To: "David Gilbert" <>, <>
Subject: Re: [TowerTalk] Vertical antennas and lightning
From: "Bill Aycock" <>
Date: Sun, 1 Aug 2010 12:36:24 -0500
List-post: <">>
This argument has always had holes, as far as I am concerned. It is  not the 
strike energy that "Bleeding" will handle, but the static charge that helps 
create an ionized path, that the strike can follow.  Diminishing that path 
HAS to help.
Additionally, I know this is not absolute; I merely want to improve the odds 
a little.  Other protection is also needed.

----- Original Message ----- 
From: "David Gilbert" <>
To: <>
Sent: Sunday, August 01, 2010 11:35 AM
Subject: Re: [TowerTalk] Vertical antennas and lightning

> Look at it this way ... the magnitude of arcing you get across the end
> of the coax if you don't have the antenna DC-shorted to ground is rather
> tiny.  My experience over the years (when I had a dipole or vertical
> that was not DC-shorted to ground) was that I'd get a spark across the
> end of a PL-259 (roughly half inch spacing) every few seconds.  Add up
> the energy from all those little arcs over maybe a ten or fifteen minute
> period and compare it to the energy from a single lightning strike.

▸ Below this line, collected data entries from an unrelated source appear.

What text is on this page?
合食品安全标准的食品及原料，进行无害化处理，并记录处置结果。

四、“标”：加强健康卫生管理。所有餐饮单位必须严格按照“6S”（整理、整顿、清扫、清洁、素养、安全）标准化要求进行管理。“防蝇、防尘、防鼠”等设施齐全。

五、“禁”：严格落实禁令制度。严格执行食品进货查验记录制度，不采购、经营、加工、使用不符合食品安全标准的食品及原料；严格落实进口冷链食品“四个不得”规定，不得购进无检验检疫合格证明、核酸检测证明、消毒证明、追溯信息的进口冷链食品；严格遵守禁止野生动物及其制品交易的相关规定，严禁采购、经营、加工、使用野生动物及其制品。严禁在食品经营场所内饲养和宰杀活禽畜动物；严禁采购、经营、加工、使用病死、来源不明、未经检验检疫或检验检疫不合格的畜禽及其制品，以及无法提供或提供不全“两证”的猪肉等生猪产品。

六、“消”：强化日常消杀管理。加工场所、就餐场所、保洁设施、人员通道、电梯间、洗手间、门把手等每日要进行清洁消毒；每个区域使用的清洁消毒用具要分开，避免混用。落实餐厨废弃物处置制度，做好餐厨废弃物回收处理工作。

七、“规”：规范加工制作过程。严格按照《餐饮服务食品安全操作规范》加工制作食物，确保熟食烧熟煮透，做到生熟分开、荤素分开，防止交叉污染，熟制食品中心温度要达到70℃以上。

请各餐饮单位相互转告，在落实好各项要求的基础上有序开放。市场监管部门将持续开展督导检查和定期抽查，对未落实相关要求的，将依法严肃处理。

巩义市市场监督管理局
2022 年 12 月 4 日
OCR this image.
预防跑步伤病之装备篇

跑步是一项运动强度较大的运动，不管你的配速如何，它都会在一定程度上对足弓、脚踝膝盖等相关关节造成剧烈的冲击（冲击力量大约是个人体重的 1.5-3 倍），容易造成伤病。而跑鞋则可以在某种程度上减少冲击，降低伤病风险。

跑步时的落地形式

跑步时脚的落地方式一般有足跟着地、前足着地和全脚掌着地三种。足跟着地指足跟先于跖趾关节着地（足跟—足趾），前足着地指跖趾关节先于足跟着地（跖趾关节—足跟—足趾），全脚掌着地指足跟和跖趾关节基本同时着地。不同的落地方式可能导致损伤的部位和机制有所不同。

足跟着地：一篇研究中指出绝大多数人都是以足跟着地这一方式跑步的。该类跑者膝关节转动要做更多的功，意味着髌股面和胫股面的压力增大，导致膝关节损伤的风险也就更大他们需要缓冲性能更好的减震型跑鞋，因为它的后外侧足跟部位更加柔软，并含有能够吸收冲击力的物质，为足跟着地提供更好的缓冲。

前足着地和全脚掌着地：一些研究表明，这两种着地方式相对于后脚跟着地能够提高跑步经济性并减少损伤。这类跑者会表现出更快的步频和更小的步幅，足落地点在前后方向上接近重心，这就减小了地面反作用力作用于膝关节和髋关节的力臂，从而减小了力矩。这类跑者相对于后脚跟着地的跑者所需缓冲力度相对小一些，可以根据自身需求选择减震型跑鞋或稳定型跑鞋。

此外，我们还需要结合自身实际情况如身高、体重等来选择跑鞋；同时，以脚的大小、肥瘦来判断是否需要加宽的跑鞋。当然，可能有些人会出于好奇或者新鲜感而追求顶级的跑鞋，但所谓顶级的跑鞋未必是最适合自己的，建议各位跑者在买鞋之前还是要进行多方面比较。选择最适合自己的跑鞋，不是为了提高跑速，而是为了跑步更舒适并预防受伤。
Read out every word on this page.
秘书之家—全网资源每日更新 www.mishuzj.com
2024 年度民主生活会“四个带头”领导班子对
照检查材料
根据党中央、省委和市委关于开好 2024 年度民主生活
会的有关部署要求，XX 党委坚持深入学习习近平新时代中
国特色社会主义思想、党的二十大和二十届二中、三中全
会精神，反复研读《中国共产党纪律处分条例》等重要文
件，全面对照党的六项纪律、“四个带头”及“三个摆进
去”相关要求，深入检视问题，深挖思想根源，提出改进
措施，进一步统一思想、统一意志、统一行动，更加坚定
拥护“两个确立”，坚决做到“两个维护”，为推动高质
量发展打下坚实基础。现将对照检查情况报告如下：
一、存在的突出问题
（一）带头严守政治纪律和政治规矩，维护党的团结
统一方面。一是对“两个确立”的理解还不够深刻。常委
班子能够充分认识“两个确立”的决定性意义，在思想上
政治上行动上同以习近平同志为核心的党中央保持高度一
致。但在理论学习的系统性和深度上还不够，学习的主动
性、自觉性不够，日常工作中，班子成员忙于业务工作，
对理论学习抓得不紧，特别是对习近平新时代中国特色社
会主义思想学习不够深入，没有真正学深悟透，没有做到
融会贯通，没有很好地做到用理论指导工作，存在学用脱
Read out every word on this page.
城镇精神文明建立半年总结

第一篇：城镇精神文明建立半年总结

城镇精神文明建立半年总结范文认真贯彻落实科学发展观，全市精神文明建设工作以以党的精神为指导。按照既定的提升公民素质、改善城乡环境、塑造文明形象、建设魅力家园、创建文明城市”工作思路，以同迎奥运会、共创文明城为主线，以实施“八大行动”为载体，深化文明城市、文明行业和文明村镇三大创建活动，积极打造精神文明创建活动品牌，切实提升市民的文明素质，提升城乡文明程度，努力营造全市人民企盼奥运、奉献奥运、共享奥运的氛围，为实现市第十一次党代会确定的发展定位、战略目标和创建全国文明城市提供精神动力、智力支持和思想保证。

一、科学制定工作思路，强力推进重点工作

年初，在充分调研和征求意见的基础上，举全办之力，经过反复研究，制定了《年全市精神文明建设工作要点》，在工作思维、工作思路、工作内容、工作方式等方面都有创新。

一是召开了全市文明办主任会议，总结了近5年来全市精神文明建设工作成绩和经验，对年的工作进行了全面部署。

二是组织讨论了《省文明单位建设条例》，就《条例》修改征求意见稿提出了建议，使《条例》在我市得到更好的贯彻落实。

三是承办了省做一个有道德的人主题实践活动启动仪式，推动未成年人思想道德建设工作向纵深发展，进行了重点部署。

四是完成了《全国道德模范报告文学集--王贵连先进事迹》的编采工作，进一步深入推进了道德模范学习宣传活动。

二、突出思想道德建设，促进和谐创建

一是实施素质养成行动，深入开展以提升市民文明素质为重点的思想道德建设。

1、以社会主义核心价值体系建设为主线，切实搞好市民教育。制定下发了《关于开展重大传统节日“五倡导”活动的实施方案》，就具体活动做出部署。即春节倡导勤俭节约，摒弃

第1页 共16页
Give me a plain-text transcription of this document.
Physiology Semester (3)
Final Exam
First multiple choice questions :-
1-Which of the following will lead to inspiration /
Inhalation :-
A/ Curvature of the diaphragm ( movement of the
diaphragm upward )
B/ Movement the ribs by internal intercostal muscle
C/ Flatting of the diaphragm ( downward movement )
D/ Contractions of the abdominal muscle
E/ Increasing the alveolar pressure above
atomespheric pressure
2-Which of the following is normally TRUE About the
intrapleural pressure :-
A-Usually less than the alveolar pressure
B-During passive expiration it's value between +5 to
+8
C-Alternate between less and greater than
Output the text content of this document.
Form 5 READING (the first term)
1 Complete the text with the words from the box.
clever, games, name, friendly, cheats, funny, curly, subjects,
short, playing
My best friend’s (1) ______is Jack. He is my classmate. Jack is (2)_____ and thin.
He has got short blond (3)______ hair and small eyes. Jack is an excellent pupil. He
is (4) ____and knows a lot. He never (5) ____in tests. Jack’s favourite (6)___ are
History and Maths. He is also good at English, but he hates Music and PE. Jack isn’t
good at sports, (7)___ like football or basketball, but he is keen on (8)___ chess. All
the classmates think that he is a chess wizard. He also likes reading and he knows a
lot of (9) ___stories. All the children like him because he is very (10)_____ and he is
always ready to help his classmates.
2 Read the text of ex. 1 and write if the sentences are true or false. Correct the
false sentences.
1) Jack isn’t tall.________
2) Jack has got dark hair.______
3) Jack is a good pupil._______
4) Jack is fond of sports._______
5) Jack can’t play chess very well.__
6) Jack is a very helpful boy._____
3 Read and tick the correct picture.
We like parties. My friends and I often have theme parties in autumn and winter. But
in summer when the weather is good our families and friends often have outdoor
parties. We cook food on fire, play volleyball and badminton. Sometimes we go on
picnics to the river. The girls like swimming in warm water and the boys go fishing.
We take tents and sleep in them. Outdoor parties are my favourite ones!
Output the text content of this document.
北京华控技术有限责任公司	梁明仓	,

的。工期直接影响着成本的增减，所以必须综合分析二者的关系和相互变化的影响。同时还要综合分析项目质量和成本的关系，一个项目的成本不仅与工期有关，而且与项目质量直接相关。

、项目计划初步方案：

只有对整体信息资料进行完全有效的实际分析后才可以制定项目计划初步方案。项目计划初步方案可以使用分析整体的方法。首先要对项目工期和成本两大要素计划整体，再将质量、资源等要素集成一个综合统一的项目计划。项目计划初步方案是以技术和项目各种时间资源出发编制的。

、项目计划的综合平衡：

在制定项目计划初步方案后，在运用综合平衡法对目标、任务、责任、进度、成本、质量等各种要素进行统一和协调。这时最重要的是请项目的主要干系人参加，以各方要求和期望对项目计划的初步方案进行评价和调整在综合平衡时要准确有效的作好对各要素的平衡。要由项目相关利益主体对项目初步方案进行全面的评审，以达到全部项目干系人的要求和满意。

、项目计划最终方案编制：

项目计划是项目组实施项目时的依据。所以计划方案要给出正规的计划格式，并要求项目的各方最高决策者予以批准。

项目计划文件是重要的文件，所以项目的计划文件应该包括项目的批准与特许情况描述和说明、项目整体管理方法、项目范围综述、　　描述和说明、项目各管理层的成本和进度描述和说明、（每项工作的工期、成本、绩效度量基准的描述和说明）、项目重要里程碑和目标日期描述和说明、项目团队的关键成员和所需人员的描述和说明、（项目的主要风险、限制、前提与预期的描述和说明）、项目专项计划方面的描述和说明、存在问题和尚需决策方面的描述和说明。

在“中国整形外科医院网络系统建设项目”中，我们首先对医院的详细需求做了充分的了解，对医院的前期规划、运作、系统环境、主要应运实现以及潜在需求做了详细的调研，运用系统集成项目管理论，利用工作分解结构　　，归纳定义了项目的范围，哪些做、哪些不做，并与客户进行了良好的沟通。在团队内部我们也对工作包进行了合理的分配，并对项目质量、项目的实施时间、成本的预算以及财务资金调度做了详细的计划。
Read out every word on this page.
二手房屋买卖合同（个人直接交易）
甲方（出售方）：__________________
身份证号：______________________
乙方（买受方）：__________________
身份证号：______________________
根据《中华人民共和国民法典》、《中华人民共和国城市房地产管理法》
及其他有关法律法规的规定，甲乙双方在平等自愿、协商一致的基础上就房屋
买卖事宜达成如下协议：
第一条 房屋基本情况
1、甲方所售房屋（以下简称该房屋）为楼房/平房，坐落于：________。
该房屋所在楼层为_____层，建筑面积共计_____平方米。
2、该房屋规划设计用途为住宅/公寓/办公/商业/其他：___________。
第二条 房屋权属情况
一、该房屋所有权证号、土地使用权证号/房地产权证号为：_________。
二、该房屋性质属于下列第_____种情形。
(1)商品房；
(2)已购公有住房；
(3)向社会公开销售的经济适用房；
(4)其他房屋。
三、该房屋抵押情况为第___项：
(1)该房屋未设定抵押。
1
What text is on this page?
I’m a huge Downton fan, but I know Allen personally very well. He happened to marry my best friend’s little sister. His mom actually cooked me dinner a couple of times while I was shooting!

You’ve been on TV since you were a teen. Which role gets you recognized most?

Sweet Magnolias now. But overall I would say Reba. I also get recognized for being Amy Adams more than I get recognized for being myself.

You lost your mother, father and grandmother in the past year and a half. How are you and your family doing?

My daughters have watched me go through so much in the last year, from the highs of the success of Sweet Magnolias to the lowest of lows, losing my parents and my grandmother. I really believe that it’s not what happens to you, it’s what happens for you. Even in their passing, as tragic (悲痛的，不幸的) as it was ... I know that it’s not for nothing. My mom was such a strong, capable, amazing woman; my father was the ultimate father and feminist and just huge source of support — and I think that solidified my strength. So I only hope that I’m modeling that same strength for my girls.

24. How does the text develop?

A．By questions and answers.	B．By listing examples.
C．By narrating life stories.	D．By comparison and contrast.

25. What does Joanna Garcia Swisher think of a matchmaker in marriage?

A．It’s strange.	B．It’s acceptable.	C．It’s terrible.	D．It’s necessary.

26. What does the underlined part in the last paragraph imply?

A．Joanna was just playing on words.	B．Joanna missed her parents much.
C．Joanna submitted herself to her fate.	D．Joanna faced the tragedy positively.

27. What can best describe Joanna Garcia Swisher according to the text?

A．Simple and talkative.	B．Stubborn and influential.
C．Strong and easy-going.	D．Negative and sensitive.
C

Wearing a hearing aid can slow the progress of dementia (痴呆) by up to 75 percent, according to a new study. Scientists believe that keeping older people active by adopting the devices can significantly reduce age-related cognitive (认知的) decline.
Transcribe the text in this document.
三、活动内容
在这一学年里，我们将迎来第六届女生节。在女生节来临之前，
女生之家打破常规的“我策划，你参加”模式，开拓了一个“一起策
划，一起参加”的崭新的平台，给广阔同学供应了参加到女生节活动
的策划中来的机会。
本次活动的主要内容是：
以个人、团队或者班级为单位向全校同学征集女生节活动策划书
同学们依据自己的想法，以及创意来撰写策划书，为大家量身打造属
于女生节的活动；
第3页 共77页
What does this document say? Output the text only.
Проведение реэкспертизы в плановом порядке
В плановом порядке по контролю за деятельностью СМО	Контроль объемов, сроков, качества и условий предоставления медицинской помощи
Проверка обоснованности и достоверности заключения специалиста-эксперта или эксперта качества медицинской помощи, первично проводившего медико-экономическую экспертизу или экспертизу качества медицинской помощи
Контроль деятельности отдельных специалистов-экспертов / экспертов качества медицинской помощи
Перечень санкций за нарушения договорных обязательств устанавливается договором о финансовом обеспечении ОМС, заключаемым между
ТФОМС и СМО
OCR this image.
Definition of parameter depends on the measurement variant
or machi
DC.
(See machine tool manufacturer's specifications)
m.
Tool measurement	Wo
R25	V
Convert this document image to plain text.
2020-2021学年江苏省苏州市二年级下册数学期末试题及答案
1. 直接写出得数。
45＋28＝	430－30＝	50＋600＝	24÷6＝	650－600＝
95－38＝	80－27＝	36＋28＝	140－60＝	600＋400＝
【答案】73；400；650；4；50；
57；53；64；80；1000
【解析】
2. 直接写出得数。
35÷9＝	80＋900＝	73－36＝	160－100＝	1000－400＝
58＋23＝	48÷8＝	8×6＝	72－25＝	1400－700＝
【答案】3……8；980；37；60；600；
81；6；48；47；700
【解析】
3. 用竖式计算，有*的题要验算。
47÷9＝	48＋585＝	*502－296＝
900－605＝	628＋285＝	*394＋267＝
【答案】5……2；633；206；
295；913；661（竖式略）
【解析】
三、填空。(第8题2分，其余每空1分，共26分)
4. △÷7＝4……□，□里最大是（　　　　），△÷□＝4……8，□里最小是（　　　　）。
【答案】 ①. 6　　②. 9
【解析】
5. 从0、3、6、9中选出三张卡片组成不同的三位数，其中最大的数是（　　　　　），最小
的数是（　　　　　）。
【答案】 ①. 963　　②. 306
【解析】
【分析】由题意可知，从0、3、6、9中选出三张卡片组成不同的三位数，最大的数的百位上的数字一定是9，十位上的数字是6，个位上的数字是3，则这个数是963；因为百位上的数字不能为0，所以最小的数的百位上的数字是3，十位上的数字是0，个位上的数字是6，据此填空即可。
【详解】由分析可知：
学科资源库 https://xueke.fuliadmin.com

> Then consider the likelihood that the portion of the cloud system that
> generated the lightning strike wasn't even near your QTH ten or fifteen
> minutes ago.
> It's like trying to drop the level of a flowing river by removing water
> with a teacup.
> DC-shorting an antenna to ground is important to protect both equipment
> and people from static buildup.  I once drew a really thick (lots of
> current) 2 inch long bright blue arc to my left hand from the shack end
> of the coax coming from an unterminated 80m dipole (my right hand was on
> the floor) ... that calculates out to about 300,000 volts and the biceps
> of both arms were sore for three days.  Imagine what the energy that is
> capable of generating those half inch arcs might do to a receiver front
> end or the contacts of a small relay.
> But grounding the antenna isn't going to even come close to bleeding off
> enough charge from the clouds overhead to prevent a lightning strike.
> 73,
> Dave   AB7E
> On 8/1/2010 8:40 AM, Bill Aycock wrote:
>> Gene--
>> In your message to Dan, you say:
>>   "you'll be draining off the static electricity (DC charge) to
>> ground, hopefully thus minimizing the likelihood of a strike to begin 
>> with."
>> I have always believed this to be true, but whenever I even hint at it,
>> someone on this reflector jumps on me. Do you have a reference for me?
>> Thanks--Bill--W4BSG
>> --------------------------------------------------
>> From: "Gene Smar"<>
>> Sent: Friday, July 30, 2010 5:40 PM
>> To: "Dan Schaaf"<>; "Tower and HF antenna construction
>> topics."<>
>> Subject: Re: [TowerTalk] Vertical antennas and lightning
>>> Dan:
>>>      If the inductor is the correct value (high enough XL at the 
>>> vertical's
>>> lowest frequency of operation so as not to upset the feedpoint impedance
>>> appreciably) you can permanently connect it to the feedpoint.  In that
>>> configuration you'll be draining off the static electricity (DC charge) 
>>> to
>>> ground, hopefully thus minimizing the likelihood of a strike to begin
>>> with.
>>>      I'd recommend XL>  10 X 50 Ohm = 500 Ohms at the lowest frequency.